Une limitation, cependant, est que cette analyse, comme celle de Scripps, etait retrospective. Autrement dit, il a examine les donnees collectees a la fois avant et apres un point de prediction, ce qui n’est pas tres utile si vous voulez attraper l’infection au fur et a mesure qu’elle se produit. L’objectif final est un systeme prospectif qui detecte une eventuelle maladie en temps reel, aidant les porteurs a decider s’ils doivent se faire tester ou s’isoler.

L’equipe de Snyder a egalement evalue son systeme en mode prospectif. Ils ont execute une simulation : a un moment donne, s’ils ignoraient les donnees qu’ils avaient collectees apres ce moment, leur systeme pourrait-il detecter la maladie, meme s’il n’y avait pas eu de symptomes signales ? Vingt-quatre porteurs de Fitbit qui etaient tombes malades disposaient de suffisamment de donnees presymptomatiques pour tester cette hypothese. Dans 15 d’entre eux, le systeme a attrape la maladie.

Stanford pilote actuellement un systeme qui alerte les utilisateurs d’appareils portables d’une eventuelle infection a Covid-19, a l’aide d’un systeme a deux alarmes. Si les signaux depassent un certain seuil, il produit une alarme jaune. S’ils restent eleves pendant 12 heures, cela produit une alarme rouge, suggerant fortement un test ou un isolement. S’il n’y avait qu’une alarme jaune, dit Snyder, de frequentes fausses alarmes pourraient amener certaines personnes a ignorer completement les alarmes. Leur systeme a deja detecte plusieurs cas dans lesquels l’alarme s’est declenchee avant l’apparition des symptomes, et il fonctionne avec plusieurs types de montres.

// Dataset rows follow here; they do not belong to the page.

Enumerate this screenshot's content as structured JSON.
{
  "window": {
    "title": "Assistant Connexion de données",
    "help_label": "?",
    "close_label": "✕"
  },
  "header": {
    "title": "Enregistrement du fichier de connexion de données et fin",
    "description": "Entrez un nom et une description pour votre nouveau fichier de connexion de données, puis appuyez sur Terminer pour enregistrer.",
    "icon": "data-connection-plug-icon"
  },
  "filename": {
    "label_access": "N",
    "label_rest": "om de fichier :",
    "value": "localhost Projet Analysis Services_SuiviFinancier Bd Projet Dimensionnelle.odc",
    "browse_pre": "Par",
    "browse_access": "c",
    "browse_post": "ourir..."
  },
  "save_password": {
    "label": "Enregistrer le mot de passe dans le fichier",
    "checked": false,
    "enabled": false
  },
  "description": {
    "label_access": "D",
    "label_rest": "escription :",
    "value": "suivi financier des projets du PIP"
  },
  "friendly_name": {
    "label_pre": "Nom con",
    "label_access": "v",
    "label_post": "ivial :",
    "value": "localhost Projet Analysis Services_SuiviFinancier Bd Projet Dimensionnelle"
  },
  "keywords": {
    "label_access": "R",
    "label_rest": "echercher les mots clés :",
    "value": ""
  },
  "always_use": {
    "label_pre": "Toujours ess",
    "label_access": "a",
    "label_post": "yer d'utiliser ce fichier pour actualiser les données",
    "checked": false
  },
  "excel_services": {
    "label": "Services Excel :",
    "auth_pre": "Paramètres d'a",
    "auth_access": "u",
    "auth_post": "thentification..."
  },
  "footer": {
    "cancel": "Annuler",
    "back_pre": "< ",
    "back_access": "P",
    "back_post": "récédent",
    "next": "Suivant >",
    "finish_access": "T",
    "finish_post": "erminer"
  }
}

Scripps concoit egalement un systeme d’alerte, dit Quer. De tels systemes ne necessitent pas l’approbation de la FDA tant qu’ils n’offrent pas de diagnostics, dit-il. Ils pourraient simplement dire que vous avez un rythme cardiaque eleve, ce qui est en correlation avec divers problemes, y compris un virus respiratoire tel que Covid-19 ou la grippe. « C’est un peu comme votre thermometre », dit Snyder. « Une temperature elevee peut etre due a plusieurs choses. »

Defis

L’un des principaux defis de tout systeme d’alerte de ce type est le degre d’incertitude du signal, ce qui rend difficile l’etablissement de lignes de base precises qui, lorsqu’elles sont depassees, indiquent un probleme possible. Certaines personnes, par exemple, prennent des medicaments qui brouillent les donnees en affectant la frequence cardiaque, ou ont des difficultes a respirer en raison d’un asthme severe, comme certaines l’ont fait dans l’etude de Snyder. Et les alarmes peuvent egalement etre declenchees par des facteurs autres que l’infection, notamment les longs vols, l’alcool ou le stress. (« Nous appelons cela la bosse des vacances », dit Snyder, que ce soit en raison de voyages, de boissons ou de beaux-parents.)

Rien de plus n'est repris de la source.